Ok the live technique worked, thanks! I understand the idea of binding
it after the documents is loaded. Is that more than a matter of
binding it after the ajax call, or *must* I use .live so that it waits
for the page to load before binding?

On Nov 24, 6:17 am, bhu Boue vidya <[email protected]> wrote:
> i think its because you are binding the handler to a DOM element
> before it exists
>
> if you use the 'live' method you may get what you want
>
> ie
>
> $().ready(function() {
>     $('#submit1').live('click', function() {
>         alert('it works!');
>     });
>
> });
>
> alternately, bind the event handler *after* the content is loaded via
> ajax
>
> On Nov 24, 7:39 am, Rockinelle <[email protected]> wrote:
>
> > I am jumping into ajax with Jquery and I have what I think is an easy
> > question. I have successfully used jquery load to bring an external
> > php doc into my page. That page has a form on it where I want to use
> > jquery to reload that external page to reload with ajax when the form
> > is submitted. What I need to know is where to put the code to act on
> > the external form. Do I place the code on the page .load ing the
> > external form or do I need to place it on the external form?
>
> > I've tried it both ways and I can't get it to work.

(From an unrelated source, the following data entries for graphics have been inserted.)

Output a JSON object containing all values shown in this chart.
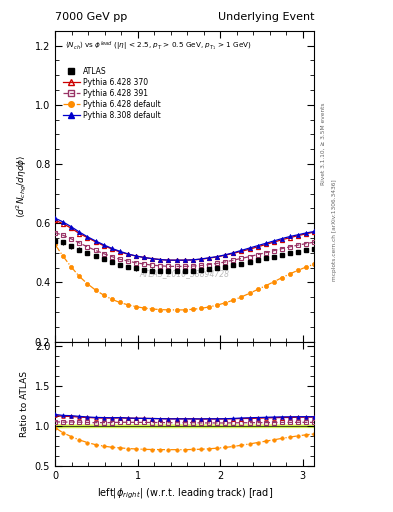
{
  "title_left": "7000 GeV pp",
  "title_right": "Underlying Event",
  "ylabel_main": "\\langle d^2 N_{chg}/d\\eta d\\phi \\rangle",
  "ylabel_ratio": "Ratio to ATLAS",
  "watermark": "ATLAS_2010_S8894728",
  "ylim_main": [
    0.2,
    1.25
  ],
  "ylim_ratio": [
    0.5,
    2.05
  ],
  "xlim": [
    0.0,
    3.14159
  ],
  "x_atlas": [
    0.0,
    0.098,
    0.196,
    0.295,
    0.393,
    0.491,
    0.589,
    0.687,
    0.785,
    0.884,
    0.982,
    1.08,
    1.178,
    1.276,
    1.374,
    1.473,
    1.571,
    1.669,
    1.767,
    1.865,
    1.963,
    2.062,
    2.16,
    2.258,
    2.356,
    2.454,
    2.553,
    2.651,
    2.749,
    2.847,
    2.945,
    3.043,
    3.14159
  ],
  "y_atlas": [
    0.54,
    0.535,
    0.522,
    0.51,
    0.499,
    0.489,
    0.478,
    0.468,
    0.458,
    0.452,
    0.447,
    0.443,
    0.44,
    0.438,
    0.437,
    0.437,
    0.437,
    0.438,
    0.441,
    0.444,
    0.448,
    0.453,
    0.458,
    0.463,
    0.469,
    0.475,
    0.481,
    0.487,
    0.493,
    0.499,
    0.504,
    0.509,
    0.514
  ],
  "ye_atlas": [
    0.01,
    0.009,
    0.008,
    0.008,
    0.008,
    0.007,
    0.007,
    0.007,
    0.007,
    0.007,
    0.007,
    0.007,
    0.007,
    0.007,
    0.007,
    0.007,
    0.007,
    0.007,
    0.007,
    0.007,
    0.007,
    0.007,
    0.007,
    0.007,
    0.007,
    0.007,
    0.007,
    0.007,
    0.007,
    0.007,
    0.007,
    0.007,
    0.007
  ],
  "x_p6370": [
    0.0,
    0.098,
    0.196,
    0.295,
    0.393,
    0.491,
    0.589,
    0.687,
    0.785,
    0.884,
    0.982,
    1.08,
    1.178,
    1.276,
    1.374,
    1.473,
    1.571,
    1.669,
    1.767,
    1.865,
    1.963,
    2.062,
    2.16,
    2.258,
    2.356,
    2.454,
    2.553,
    2.651,
    2.749,
    2.847,
    2.945,
    3.043,
    3.14159
  ],
  "y_p6370": [
    0.61,
    0.598,
    0.583,
    0.565,
    0.551,
    0.537,
    0.524,
    0.513,
    0.503,
    0.495,
    0.489,
    0.484,
    0.48,
    0.477,
    0.475,
    0.475,
    0.475,
    0.476,
    0.478,
    0.482,
    0.486,
    0.492,
    0.498,
    0.505,
    0.512,
    0.52,
    0.528,
    0.536,
    0.544,
    0.551,
    0.558,
    0.564,
    0.57
  ],
  "x_p6391": [
    0.0,
    0.098,
    0.196,
    0.295,
    0.393,
    0.491,
    0.589,
    0.687,
    0.785,
    0.884,
    0.982,
    1.08,
    1.178,
    1.276,
    1.374,
    1.473,
    1.571,
    1.669,
    1.767,
    1.865,
    1.963,
    2.062,
    2.16,
    2.258,
    2.356,
    2.454,
    2.553,
    2.651,
    2.749,
    2.847,
    2.945,
    3.043,
    3.14159
  ],
  "y_p6391": [
    0.568,
    0.559,
    0.547,
    0.533,
    0.52,
    0.508,
    0.497,
    0.487,
    0.478,
    0.472,
    0.466,
    0.462,
    0.458,
    0.456,
    0.454,
    0.454,
    0.454,
    0.455,
    0.457,
    0.46,
    0.464,
    0.469,
    0.475,
    0.481,
    0.487,
    0.494,
    0.5,
    0.507,
    0.514,
    0.52,
    0.526,
    0.531,
    0.536
  ],
  "x_p6def": [
    0.0,
    0.098,
    0.196,
    0.295,
    0.393,
    0.491,
    0.589,
    0.687,
    0.785,
    0.884,
    0.982,
    1.08,
    1.178,
    1.276,
    1.374,
    1.473,
    1.571,
    1.669,
    1.767,
    1.865,
    1.963,
    2.062,
    2.16,
    2.258,
    2.356,
    2.454,
    2.553,
    2.651,
    2.749,
    2.847,
    2.945,
    3.043,
    3.14159
  ],
  "y_p6def": [
    0.528,
    0.488,
    0.452,
    0.42,
    0.395,
    0.374,
    0.357,
    0.343,
    0.332,
    0.324,
    0.318,
    0.313,
    0.31,
    0.308,
    0.307,
    0.307,
    0.307,
    0.309,
    0.312,
    0.317,
    0.323,
    0.331,
    0.34,
    0.351,
    0.363,
    0.376,
    0.389,
    0.402,
    0.416,
    0.429,
    0.441,
    0.452,
    0.462
  ],
  "x_p8def": [
    0.0,
    0.098,
    0.196,
    0.295,
    0.393,
    0.491,
    0.589,
    0.687,
    0.785,
    0.884,
    0.982,
    1.08,
    1.178,
    1.276,
    1.374,
    1.473,
    1.571,
    1.669,
    1.767,
    1.865,
    1.963,
    2.062,
    2.16,
    2.258,
    2.356,
    2.454,
    2.553,
    2.651,
    2.749,
    2.847,
    2.945,
    3.043,
    3.14159
  ],
  "y_p8def": [
    0.617,
    0.604,
    0.588,
    0.57,
    0.554,
    0.54,
    0.527,
    0.515,
    0.505,
    0.496,
    0.489,
    0.484,
    0.48,
    0.477,
    0.475,
    0.475,
    0.475,
    0.476,
    0.479,
    0.483,
    0.487,
    0.493,
    0.5,
    0.508,
    0.516,
    0.524,
    0.532,
    0.54,
    0.548,
    0.555,
    0.561,
    0.567,
    0.572
  ],
  "color_atlas": "#000000",
  "color_p6370": "#cc0000",
  "color_p6391": "#993366",
  "color_p6def": "#ff8c00",
  "color_p8def": "#0000cc",
  "color_band": "#ccee44",
  "yticks_main": [
    0.2,
    0.4,
    0.6,
    0.8,
    1.0,
    1.2
  ],
  "yticks_ratio": [
    0.5,
    1.0,
    1.5,
    2.0
  ],
  "xticks": [
    0,
    1,
    2,
    3
  ]
}
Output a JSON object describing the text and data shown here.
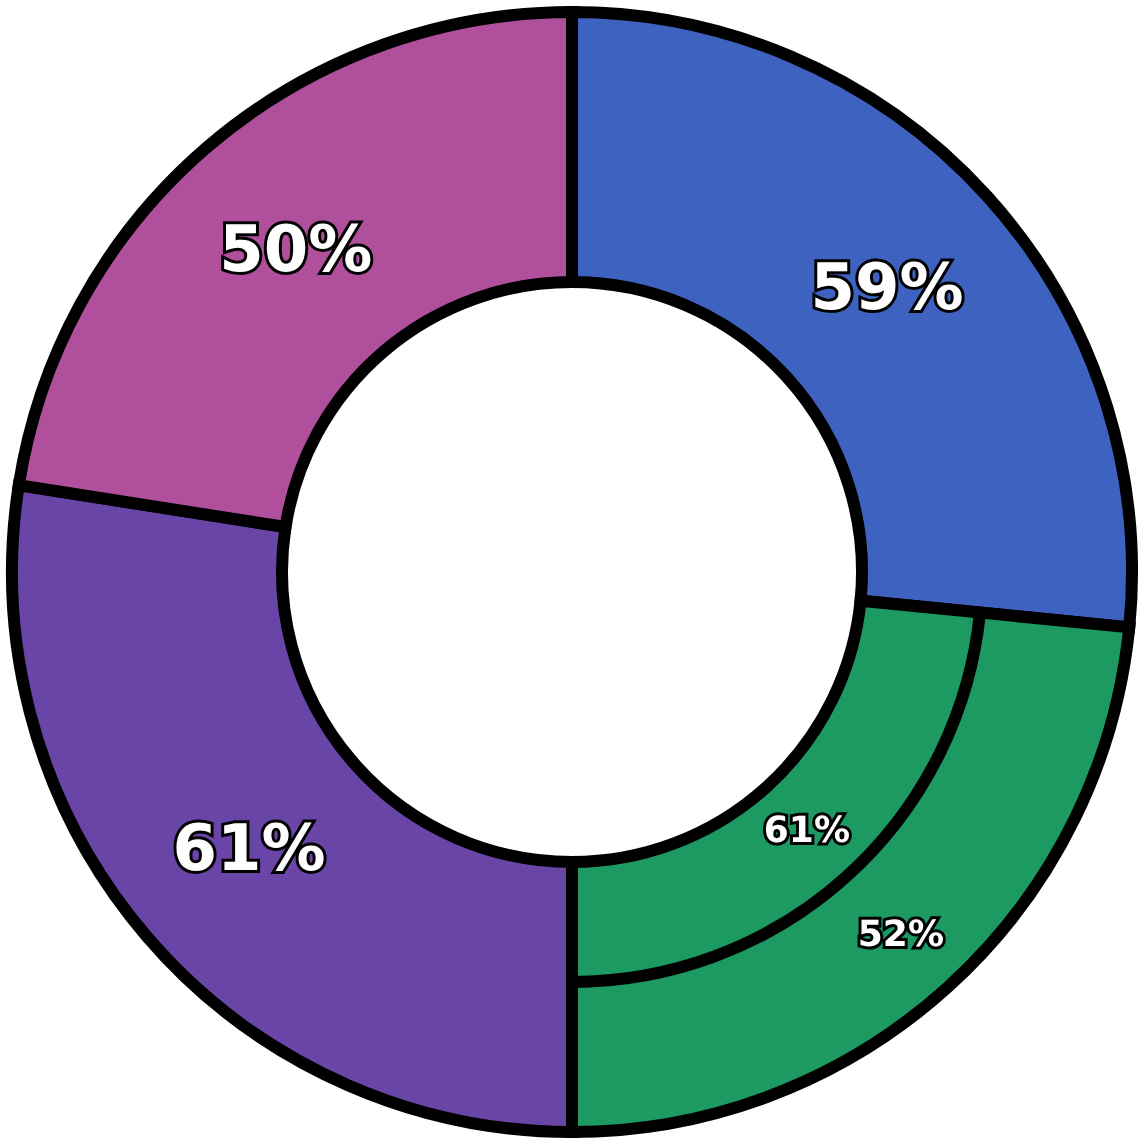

> > For testing I'm just doing something simple
> > $(document).ready(function(){
> >                 $('#submit1').click(function(){
> >                         alert('It works!');
> >                 });
> >         });
> > This code does work when it's located on the external form and I load
> > that form explicitly rather than through an ajax call. What am I
> > missing?
>
> > I guess my question has a greater scope than just this example. Will
> > javascript on a main page act on selectors that match those in a div
> > that's loaded through ajax? The same question with CSS too.